"Hay millones de niños de todas las edades que buscan una familia de acogida". | Pixabay

La noticia ha abierto los informativos, ha recorrido los pasillos del Congreso y ha copado horas de tertulias en todos los medios: una famosa sexagenaria del papel cuché española ha comprado un bebé en Miami. El eufemismo es que ha sido madre por gestación subrogada, pero si algo he aprendido con la edad es que en castellano al pan hay que llamarlo pan y al vino, vino y esa niña ha sido vendida.

Esta nueva adquisición pública de un ser humano ha abierto el debate sobre la pavorosa industria de los vientres de alquiler. Un negocio que mueve más de 6.000 millones de dólares al año en todo el mundo, de los cuales tan solo el 0,5% va a parar a los bolsillos de las madres gestantes. La polémica, que no se abrió, por cierto, con idéntica inquina en los casos de otros actores, deportistas o cantantes patrios que la han precedido, reside en la edad de esta señora: 67 años reconocidos, para ser más exactos, y lo es porque en España es ilegal concebir o adoptar pasados los 52 años, para no poner a los menores en una situación de orfandad o desamparo.

Dicho esto, y aunque traerse bebés comercializados en otros países también está tipificado como delito, quien hace la ley hace la trampa y, si aquí no podemos adoptar a un precioso recién nacido, en otros destinos no solo nos lo facilitarán, sino que nos permitirán escoger su sexo, color de ojos y número de hoyuelos. Para ello habrá, en distintos continentes, quienes nos muestren un magnífico catálogo de úteros vivientes para alojar a nuestros futuros descendientes durante nueve meses y entregárnoslos en perfecto estado de revista, previo cobro, eso sí, de minutas de miles de euros. De hecho, la pandemia destapó la existencia de granjas de mujeres en Ucrania y sacó a la luz auténticas cosechadoras de bebés donde mantenían a mujeres monitorizadas las 24 horas del día. Allí se encontraron centenares de bebés sin padres, esperando ser adquiridos y entregados. Una práctica que posicionó al país como el útero low cost de Europa en 2018.

El tema ha sido tan espinoso, que el Colegio de Médicos de España ha condenado esta práctica en su código deontológico «cuando haya contraprestación económica». Eso sí, acepta aquella donación siempre que sea altruista, «y preserve la dignidad de la mujer y el interés superior del menor». Y digo yo, salvo en casos de película, como el del personaje de Phoebe en Friends, ¿quién va a ser tan naif como para decidir prestar su cuerpo para que sea hormonado, inseminado, y genere una vida humana durante 9 meses por amor a la humanidad, desprendiéndose sin problemas del bebé una vez salga del quirófano previa cesárea (para que sus nuevos padres puedan programarlo bien y asistir a su primer llanto)? Este supuesto es tan kafkiano como el que defiende que las prostitutas ejercen esta profesión porque les gusta. ¿Que habrá casos? No lo dudo, como también existen personas a quienes les gusta el sadomasoquismo, pero, seamos sinceros, son los menos.

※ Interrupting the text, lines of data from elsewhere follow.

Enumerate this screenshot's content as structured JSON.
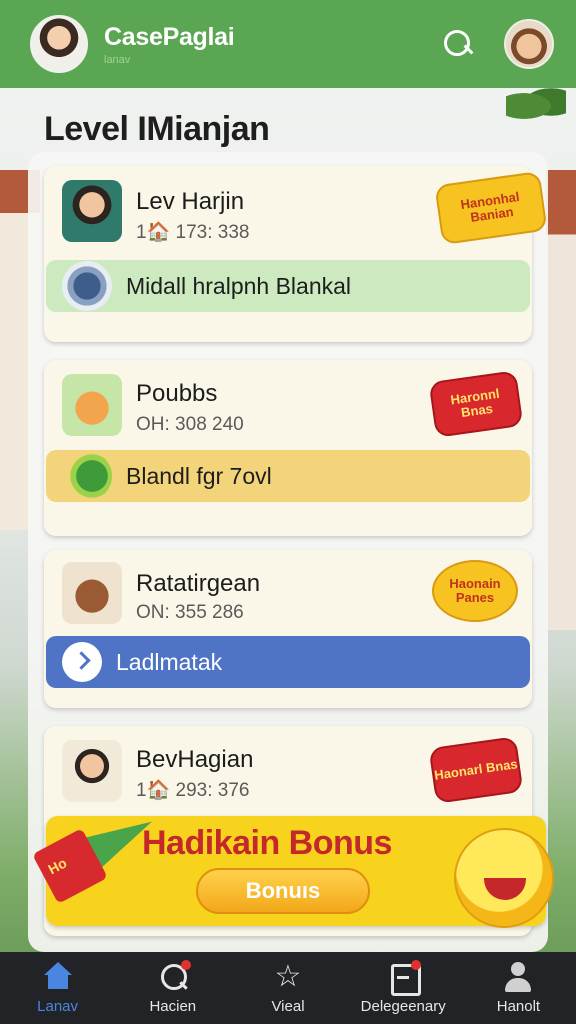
{
  "header": {
    "brand": "CasePaglai",
    "brand_sub": "lanav"
  },
  "page_title": "Level IMianjan",
  "cards": [
    {
      "name": "Lev Harjin",
      "meta": "1🏠 173: 338",
      "badge": "Hanonhal Banian",
      "action_label": "Midall hralpnh Blankal"
    },
    {
      "name": "Poubbs",
      "meta": "OH: 308 240",
      "badge": "Haronnl Bnas",
      "action_label": "Blandl fgr 7ovl"
    },
    {
      "name": "Ratatirgean",
      "meta": "ON: 355 286",
      "badge": "Haonain Panes",
      "action_label": "Ladlmatak"
    },
    {
      "name": "BevHagian",
      "meta": "1🏠 293: 376",
      "badge": "Haonarl Bnas"
    }
  ],
  "promo": {
    "title": "Hadikain Bonus",
    "button": "Bonuıs",
    "megaphone_text": "Ho"
  },
  "nav": [
    {
      "label": "Lanav",
      "active": true
    },
    {
      "label": "Hacien",
      "active": false
    },
    {
      "label": "Vieal",
      "active": false
    },
    {
      "label": "Delegeenary",
      "active": false
    },
    {
      "label": "Hanolt",
      "active": false
    }
  ],
  "colors": {
    "header": "#5aa653",
    "nav_bg": "#222326",
    "nav_active": "#4a86e0",
    "promo": "#f7d31e",
    "action_blue": "#4f74c6"
  }
}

Imagínense si esta situación se extrapolase a la permisividad de comercializar con nuestros órganos. Estoy segura de que habría elementos dispuestos a pagar 100.000 euros por un riñón fresquito, 70.000 por un buen bazo o 290.000 por un par de ojo verdes.

Al final, mercantilizar los cuerpos de las personas para satisfacer los deseos de otros (aunque, curiosamente, siempre sean los de las mujeres), debería considerarse en todo el planeta violencia femenina, venga de la chequera que venga, porque el dinero no es jurisdicción. Como esgrime la periodista Nuria Coronado, «de la misma manera que nos hacen putas, nos convierten también en las vasijas de todas las personas que tienen un deseo y es el derecho del menor a tener una familia el que debe prevalecer frente a quienes anhelan convertirse en padres». Hay millones de niños de todas las edades que buscan una familia de acogida, aunque no tengan los ojos azules, ni huelan a polvos de talco; tal vez la solución sería hacer que este trámite sea más sencillo y convirtamos este mundo en un lugar más feliz y justo.

Ahora díganme que quién soy yo para opinar (aunque esta sea una atalaya precisamente dedicada a eso) y que cada uno es libre de hacer lo que quiera con su cuerpo y con su dinero. Tienen razón, no seré yo quien se la quite, pero permítanme que termine con un interrogante: ¿y si usted o su hija, o su nieta fuese la dueña de ese vientre? No hay más preguntas señorías.